Berlin - Ein zwölfjähriger Junge beschließt, Tagebuch zu führen. Allerdings kein gewöhnliches Tagebuch, sondern das Journal seines Körpers.

"Ich werde nicht nur die starken Empfindungen beschreiben, die großen Ängste, die schlimmen Krankheiten, Unfälle, sondern absolut alles, was mein Körper empfindet. Zum Beispiel das Streichen des Windes über meine Haut, den Lärm, den die Stille in mir erzeugt, wenn ich mir die Ohren verstopfe, den Geruch von Violette, die Stimme von Tijo." Tatsächlich dokumentiert der 1923 geborene Franzose so über Jahrzehnte sein Leben, bis er im gesegneten Alter von 87 Jahren an den Folgen einer Anämie stirbt.

Daniel Pennacs (69) Idee, das Leben eines Menschen als Geschichte seines Körpers zu erzählen, ist auf den ersten Blick bestechend. Aber sie birgt auch eine Gefahr. Allzu leicht könnte ein ärztliches Bulletin daraus werden, eine Art Wasserstandsmelder über den Gesundheitszustand eines Menschen. Ein solches Buch wäre sehr schnell sehr langweilig, vor allem wenn das hier ausgebreitete Leben fast neun Jahrzehnte währt. Doch der Franzose ist ein zu guter Schriftsteller, um in diese Falle zu tappen.

Sein Roman "Der Körper meines Lebens" ist gerade deshalb so lesenswert, weil es ihm gelingt, in der Beschreibung biologischer Phänomene menschliche Entwicklungen und sogar komplexe soziale Beziehungen darzustellen, und das auf sehr unterhaltsame Art.

Wie jeder Pubertierende ist der Junge mit seinem Aussehen unglücklich. "Ich erkenne mich nicht!", klagt er seinem pickligen Spiegelbild. Heute drei Mitesser auf der Nase, morgen geschwollene Brustwarzen - der Körper ist zu einem schwer kalkulierbaren Risiko geworden: "Wir wissen nicht, von wo aus der Körper uns als Nächstes überrascht."

Der Junge hat seinem Spiegelbild den Kampf angesagt, vor allem weil seine Mutter seine Schwächlichkeit verachtet. Er möchte werden wie der muskelgestählte Mann aus seinem Biologiebuch. So beginnt er ein Boxtraining, wird breiter, größer, kräftiger. Im Jungeninternat erhitzen er und seine Kameraden ihre aufblühende erotische Phantasie derweil mit selbst erfundenen Gesellschaftspielen: "Monsieur Damas hat Sie in flagranti bei einsamen Vergnügen erwischt und Ihnen kalte Duschen verordnet. Auf Feld 5 zurückkehren und 2 Runden aussetzen." Doch dann kommt der Krieg dazwischen: "Unsere Entjungferung muss auf bessere Zeiten warten."

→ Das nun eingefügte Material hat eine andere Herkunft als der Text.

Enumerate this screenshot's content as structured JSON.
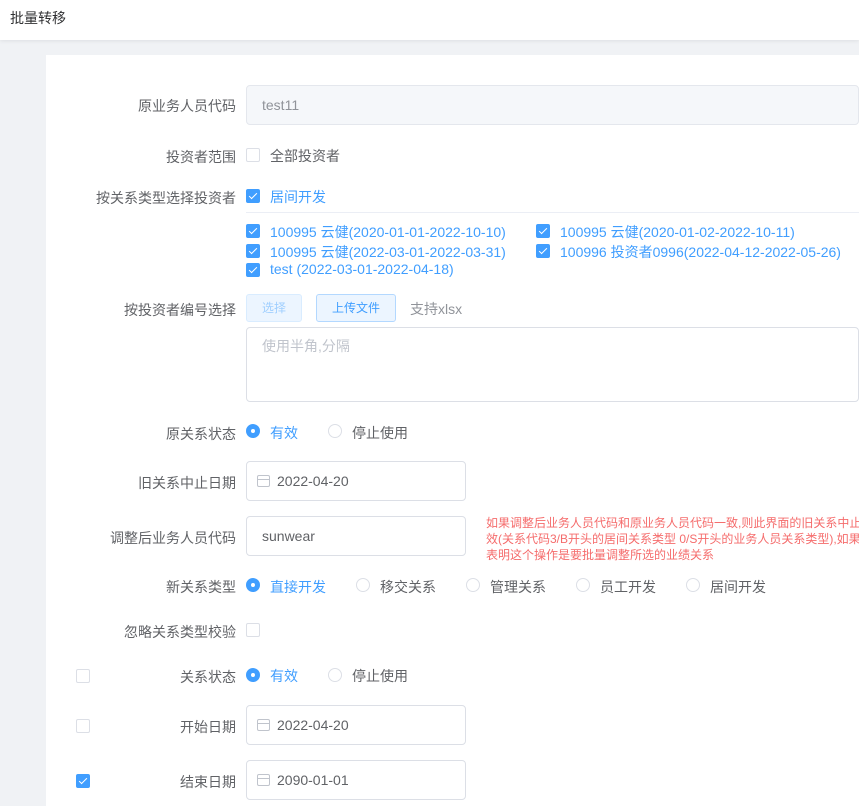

Der Tagebuchschreiber begegnet Mona, der Liebe seines Lebens, wird Vater zweier Kinder und früh schon Großvater. Zu den Tragödien seines Lebens gehört der Verlust seines Lieblingsenkels. Für Jahre verstummt er. Die verschiedenen Lebensabschnitte, so resümiert er, zeigen sich vor allem daran, wie wir unsere Körper vergleichen: mit fünfzehn schauen wir auf Bizeps und Bauchmuskeln, mit zwanzig auf die Wölbung in der Badehose, später sind die Haare an der Reihe, mit fünfzig der Bauch und mit sechzig die Zähne. Schließlich beginnt das Alter, indem man nur noch "ein zentrales, von vielfältigen Prothesen unterstütztes Hirn ist".

Doch der Tagebuchschreiber kann selbst den unangenehmsten biologischen Phänomenen noch humoristische Seiten abgewinnen, so wenn der 76-jährige die Kaskade seiner Altersfürze beschreibt: "Diese Perlenkette ist nicht immer so lautlos, wie mein sozialer Status, mein natürlicher Anstand und meine Greisenwürde es wünschen ließen."

Bei aller Direktheit ist Pennacs Buch niemals indiskret oder vulgär. Er beschreibt den Körper nicht aus der kalten Sicht des Mediziners, sondern desjenigen, der in diesem Gehäuse gefangen ist und es dennoch wie ein Außenstehender betrachtet, mal lustvoll und neugierig, dann wieder wütend oder resignativ, vor allem aber mit Humor als dem besten Mittel, diesen Körper ein Leben lang zu ertragen.

- Daniel Pennac: Der Körper meines Lebens. Kiepenheuer & Witsch, Köln, 448 Seiten, 22,99 Euro, ISBN 978-3-462-04619-9.